GRADING QUALITATIVELY WITH TABLET PCs IN CS 50 David J ...

[Pages:5]GRADING QUALITATIVELY WITH TABLET PCs IN CS 50

David J. Malan School of Engineering and Applied Sciences

Harvard University malan@post.harvard.edu

1. ABSTRACT CS 50 is Harvard College's introduction to Computer Science for majors and non-majors alike. Each week, our 330 students submit programming assignments comprising hundreds of lines of code that must then be graded. Although we can assess the correctness of some code automatically, some measures of quality require human attention. In Fall 2008, we equipped the course's 27 teaching fellows (TFs) with Tablet PCs in order to grade more efficiently but no less qualitatively. By blurring the lines between files and paper, we hoped to facilitate typed and handwritten feedback alike so that grading itself would be not only evaluative but instructive as well. At term's end, most TFs (63%) reported that grading took less time with a Tablet PC, and nearly half (48%) also reported that they provided students with more feedback because of the same. We present in this paper CS 50's experience with Tablet PCs along with pedagogical benefits thereof.

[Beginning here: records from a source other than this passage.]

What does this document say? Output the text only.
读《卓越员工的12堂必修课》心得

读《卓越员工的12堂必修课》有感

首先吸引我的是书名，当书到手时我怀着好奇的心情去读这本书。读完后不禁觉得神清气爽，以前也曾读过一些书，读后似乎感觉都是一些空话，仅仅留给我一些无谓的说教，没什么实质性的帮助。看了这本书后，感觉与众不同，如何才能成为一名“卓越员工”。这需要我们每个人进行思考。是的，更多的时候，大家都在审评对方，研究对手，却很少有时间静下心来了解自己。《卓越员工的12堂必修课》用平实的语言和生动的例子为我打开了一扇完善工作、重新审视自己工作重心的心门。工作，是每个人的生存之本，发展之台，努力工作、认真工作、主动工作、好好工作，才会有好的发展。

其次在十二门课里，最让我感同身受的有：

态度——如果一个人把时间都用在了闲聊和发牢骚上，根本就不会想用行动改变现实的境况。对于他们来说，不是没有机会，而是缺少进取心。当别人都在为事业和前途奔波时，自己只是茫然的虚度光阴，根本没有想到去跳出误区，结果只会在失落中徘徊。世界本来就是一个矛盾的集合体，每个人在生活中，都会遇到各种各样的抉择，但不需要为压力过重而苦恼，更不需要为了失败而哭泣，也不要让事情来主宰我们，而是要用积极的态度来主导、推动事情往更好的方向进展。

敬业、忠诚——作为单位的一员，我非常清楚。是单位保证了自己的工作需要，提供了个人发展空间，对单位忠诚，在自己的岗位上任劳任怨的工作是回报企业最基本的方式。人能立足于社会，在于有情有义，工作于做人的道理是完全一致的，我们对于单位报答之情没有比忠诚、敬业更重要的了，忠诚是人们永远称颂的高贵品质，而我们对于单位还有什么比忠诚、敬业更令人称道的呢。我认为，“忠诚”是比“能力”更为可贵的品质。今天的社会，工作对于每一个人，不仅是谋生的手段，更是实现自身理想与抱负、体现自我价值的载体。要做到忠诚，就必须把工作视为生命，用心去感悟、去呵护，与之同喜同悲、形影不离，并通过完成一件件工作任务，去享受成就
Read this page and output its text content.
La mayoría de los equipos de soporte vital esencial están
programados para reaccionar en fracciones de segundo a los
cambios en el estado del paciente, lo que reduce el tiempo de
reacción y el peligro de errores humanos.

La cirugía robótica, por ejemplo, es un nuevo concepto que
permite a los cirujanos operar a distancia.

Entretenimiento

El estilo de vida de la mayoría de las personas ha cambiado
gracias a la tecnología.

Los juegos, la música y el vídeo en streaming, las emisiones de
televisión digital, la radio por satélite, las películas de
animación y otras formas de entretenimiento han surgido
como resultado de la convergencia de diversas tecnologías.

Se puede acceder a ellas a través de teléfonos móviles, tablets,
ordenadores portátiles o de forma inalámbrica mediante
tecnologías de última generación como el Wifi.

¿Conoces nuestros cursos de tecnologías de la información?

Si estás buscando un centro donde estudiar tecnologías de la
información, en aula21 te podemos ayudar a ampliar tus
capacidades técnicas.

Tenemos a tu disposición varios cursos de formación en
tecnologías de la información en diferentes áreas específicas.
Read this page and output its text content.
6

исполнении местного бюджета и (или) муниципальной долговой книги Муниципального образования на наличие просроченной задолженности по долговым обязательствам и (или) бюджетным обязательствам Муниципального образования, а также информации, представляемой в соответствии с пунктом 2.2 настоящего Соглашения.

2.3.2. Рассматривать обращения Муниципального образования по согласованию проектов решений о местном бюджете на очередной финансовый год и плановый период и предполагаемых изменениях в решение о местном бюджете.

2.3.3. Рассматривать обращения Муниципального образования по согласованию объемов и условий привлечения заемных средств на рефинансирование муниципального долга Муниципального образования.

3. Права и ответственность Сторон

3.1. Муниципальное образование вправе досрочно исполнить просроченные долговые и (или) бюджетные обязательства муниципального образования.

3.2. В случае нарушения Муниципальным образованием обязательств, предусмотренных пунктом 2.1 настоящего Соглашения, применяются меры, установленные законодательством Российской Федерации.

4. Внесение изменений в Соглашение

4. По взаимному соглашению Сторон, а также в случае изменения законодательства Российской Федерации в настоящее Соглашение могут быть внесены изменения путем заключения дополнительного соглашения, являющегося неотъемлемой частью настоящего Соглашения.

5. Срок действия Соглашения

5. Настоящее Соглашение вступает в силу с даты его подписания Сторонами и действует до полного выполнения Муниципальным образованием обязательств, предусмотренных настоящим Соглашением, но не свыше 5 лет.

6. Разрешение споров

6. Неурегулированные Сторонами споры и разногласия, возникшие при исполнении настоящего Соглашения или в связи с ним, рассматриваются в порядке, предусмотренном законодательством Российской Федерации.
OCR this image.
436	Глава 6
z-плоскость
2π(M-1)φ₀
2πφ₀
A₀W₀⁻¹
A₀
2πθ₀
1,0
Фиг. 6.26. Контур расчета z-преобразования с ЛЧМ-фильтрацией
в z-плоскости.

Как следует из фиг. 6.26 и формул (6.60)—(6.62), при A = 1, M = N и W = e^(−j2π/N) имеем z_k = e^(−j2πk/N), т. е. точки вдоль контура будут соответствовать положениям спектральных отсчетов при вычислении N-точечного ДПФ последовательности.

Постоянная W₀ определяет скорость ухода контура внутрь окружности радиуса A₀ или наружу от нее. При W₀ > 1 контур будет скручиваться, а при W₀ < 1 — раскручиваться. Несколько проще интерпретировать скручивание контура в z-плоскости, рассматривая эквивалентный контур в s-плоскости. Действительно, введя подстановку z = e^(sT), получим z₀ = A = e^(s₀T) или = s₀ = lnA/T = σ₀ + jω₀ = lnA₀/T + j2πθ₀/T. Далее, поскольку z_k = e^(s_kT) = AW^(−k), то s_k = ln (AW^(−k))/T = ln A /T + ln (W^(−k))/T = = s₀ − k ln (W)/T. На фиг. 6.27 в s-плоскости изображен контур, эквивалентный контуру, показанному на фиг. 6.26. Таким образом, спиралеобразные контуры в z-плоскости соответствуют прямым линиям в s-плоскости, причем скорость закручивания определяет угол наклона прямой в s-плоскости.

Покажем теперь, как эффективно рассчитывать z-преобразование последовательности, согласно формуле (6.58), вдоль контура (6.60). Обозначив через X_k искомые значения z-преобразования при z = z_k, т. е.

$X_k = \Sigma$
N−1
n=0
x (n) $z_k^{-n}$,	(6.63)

2. PROBLEM STATEMENT AND CONTEXT CS 50 is Harvard College's introduction to Computer Science for majors and non-majors alike, a one-semester amalgam of courses generally known as CS 1 and CS 2. By way of lessons in programming, the course vows to teach students how to think algorithmically and solve problems efficiently. Toward that end, the course assigns weekly problem sets (i.e., programming assignments) that challenge students to write programs that solve problems inspired by real-world domains. Students write most of these programs in C, a programming language that resembles terse English, per Figure 1. Even though most students (94%) enter this course with little or no prior programming experience, they all exit with hundreds of lines of code under their belt.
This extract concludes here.